Der Bundesgerichtshof (BGH) hat erneut ein Urteil im Abgasskandal gefällt – ein verbraucherfreundliches.

Verbraucherfreundliches Diesel-Urteil vom BGH

Mehrere Abschalteinrichtungen vermutet

Auch der Bundesgerichtshof (BGH) bleibt in Sachen Abgasskandal skeptisch. In seinem Urteil vom 13. Juli 2021, Az. VI ZR 128/20, zum Daimler-Abgasskandal bestärkt er die Rechte von Mercedes-Fahrern.

Zwar verneint der VI. Zivilsenat einen Schadensersatzanspruch aufgrund des sogenannten Thermofensters. Dennoch verweist er das Verfahren zur erneuten Überprüfung an die Vorinstanz, das Oberlandesgericht Koblenz, zurück.
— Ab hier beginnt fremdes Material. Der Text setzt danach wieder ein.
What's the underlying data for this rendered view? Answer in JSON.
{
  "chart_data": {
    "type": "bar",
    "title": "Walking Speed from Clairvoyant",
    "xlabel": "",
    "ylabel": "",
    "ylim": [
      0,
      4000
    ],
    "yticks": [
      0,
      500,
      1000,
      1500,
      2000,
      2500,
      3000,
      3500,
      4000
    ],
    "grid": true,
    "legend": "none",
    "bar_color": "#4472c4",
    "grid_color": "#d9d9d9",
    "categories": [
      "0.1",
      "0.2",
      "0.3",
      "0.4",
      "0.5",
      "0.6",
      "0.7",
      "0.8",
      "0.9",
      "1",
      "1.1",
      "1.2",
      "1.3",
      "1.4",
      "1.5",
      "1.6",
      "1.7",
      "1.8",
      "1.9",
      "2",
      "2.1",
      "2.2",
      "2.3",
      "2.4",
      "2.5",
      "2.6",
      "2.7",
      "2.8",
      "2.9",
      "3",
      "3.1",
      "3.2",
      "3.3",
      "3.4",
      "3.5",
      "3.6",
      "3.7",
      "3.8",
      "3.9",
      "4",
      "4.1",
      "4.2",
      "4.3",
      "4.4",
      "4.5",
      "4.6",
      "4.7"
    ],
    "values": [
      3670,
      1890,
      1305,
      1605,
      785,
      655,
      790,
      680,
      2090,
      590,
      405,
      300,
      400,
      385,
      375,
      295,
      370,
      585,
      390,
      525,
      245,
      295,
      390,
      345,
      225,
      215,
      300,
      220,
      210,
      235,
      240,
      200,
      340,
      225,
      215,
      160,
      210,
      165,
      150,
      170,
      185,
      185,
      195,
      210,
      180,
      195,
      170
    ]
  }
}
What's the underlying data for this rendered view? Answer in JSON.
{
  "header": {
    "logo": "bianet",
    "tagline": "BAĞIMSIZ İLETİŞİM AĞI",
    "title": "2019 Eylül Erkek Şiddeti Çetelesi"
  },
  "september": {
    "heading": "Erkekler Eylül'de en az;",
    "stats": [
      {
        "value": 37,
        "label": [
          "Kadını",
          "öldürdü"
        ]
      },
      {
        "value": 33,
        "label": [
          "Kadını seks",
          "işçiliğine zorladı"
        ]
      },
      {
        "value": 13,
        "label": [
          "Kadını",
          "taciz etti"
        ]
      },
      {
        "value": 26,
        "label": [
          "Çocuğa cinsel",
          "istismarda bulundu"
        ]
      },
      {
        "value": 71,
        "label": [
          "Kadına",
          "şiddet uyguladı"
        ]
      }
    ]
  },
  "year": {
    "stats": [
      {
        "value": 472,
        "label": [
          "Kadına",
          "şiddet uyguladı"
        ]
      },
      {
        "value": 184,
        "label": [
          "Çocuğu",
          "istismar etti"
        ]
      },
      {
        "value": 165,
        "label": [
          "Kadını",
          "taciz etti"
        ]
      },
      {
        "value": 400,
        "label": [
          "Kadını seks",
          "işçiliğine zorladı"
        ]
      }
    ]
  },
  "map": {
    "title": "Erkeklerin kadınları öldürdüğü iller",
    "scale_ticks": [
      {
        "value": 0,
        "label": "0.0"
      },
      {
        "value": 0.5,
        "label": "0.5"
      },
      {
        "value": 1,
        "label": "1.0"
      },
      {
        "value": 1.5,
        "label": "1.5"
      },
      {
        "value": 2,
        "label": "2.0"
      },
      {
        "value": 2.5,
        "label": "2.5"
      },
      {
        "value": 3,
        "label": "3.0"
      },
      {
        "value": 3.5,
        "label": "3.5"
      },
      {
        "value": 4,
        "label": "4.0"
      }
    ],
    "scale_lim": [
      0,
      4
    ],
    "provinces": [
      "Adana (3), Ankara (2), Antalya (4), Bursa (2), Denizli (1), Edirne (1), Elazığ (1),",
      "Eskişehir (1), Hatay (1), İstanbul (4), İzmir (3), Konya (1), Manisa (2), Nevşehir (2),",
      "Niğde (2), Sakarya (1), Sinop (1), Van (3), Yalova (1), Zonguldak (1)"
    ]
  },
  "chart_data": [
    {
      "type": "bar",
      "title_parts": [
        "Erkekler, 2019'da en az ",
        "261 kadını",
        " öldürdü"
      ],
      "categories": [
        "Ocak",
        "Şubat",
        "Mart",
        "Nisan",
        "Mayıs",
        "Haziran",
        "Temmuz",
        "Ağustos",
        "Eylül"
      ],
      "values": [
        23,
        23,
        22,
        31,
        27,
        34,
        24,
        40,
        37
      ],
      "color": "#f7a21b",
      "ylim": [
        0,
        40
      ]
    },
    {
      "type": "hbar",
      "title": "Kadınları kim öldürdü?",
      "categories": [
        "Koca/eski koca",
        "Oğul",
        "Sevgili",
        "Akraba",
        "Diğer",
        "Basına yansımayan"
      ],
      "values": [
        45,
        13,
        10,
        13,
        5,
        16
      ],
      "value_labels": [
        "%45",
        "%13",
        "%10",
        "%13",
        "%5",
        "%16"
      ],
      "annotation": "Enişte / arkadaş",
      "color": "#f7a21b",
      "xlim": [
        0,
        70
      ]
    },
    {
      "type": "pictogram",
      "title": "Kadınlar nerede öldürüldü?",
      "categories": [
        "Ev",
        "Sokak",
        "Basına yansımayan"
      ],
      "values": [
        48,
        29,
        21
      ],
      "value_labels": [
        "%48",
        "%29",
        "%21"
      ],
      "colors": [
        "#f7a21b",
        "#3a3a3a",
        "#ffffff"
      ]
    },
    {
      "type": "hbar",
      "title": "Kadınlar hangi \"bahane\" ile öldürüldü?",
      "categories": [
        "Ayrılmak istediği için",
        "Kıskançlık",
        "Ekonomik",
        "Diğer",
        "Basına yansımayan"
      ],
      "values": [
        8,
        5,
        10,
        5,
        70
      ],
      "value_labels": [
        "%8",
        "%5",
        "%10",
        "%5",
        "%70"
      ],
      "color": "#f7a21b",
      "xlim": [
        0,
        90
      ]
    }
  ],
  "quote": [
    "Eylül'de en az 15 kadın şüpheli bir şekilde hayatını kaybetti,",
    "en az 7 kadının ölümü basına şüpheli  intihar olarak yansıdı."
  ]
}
In einer Pressemitteilung des BGH heißt es dazu: „Unter den Umständen des Einzelfalles rechtsfehlerhaft hat das Berufungsgericht aber konkreten Sachvortrag des Klägers zu einer der weiteren behaupteten Abschalteinrichtungen als prozessual unbeachtlich angesehen. Aus diesem Grund war die Sache an das Berufungsgericht zurückzuverweisen, damit es die erforderlichen Feststellungen hierzu treffen kann. “

Das bedeutet: Es geht hier nicht nur um eine mögliche Abschalteinrichtung – sondern um mehrere. Darüber hatte der Kläger bereits am Oberlandesgericht Koblenz gesprochen. Diesen Vorwürfen sind die Richter allerdings nicht ordnungsgemäß nachgegangen. Daher müssen sie den Fall jetzt erneut prüfen.

Was bedeutet die Entscheidung für Dieselfahrer?

Experten schätzen das Urteil als positiv für Dieselfahrer ein. Zwar hat der BGH erneut klar gemacht, dass „der Einsatz der temperaturabhängigen Steuerung des Emissionskontrollsystems (Thermofenster) für sich genommen nicht ausreicht, um einen Schadensersatzanspruch wegen vorsätzlicher sittenwidriger Schädigung (§ 826 BGB) zu begründen“. Es müssen zur Sittenwidrigkeit „weitere Umstände hinzutreten, die das Verhalten der handelnden Personen als besonders verwerflich erscheinen lassen“.

Allerdings werden auch beim Fahrzeughersteller Daimler, wie bereits bei anderen Fahrzeugherstellern, mehrere unzulässige Abschalteinrichtungen vermutet. Ebenfalls liegen Rückrufe für mehrere Modelle vom Kraftfahrt-Bundesamt (KBA) vor.

Indem der BGH den Fall nun zur erneuten Prüfung zurückgewiesen hat, wird die Frage, inwieweit die Fahrzeughersteller noch manipuliert haben, erneut verhandelt werden müssen.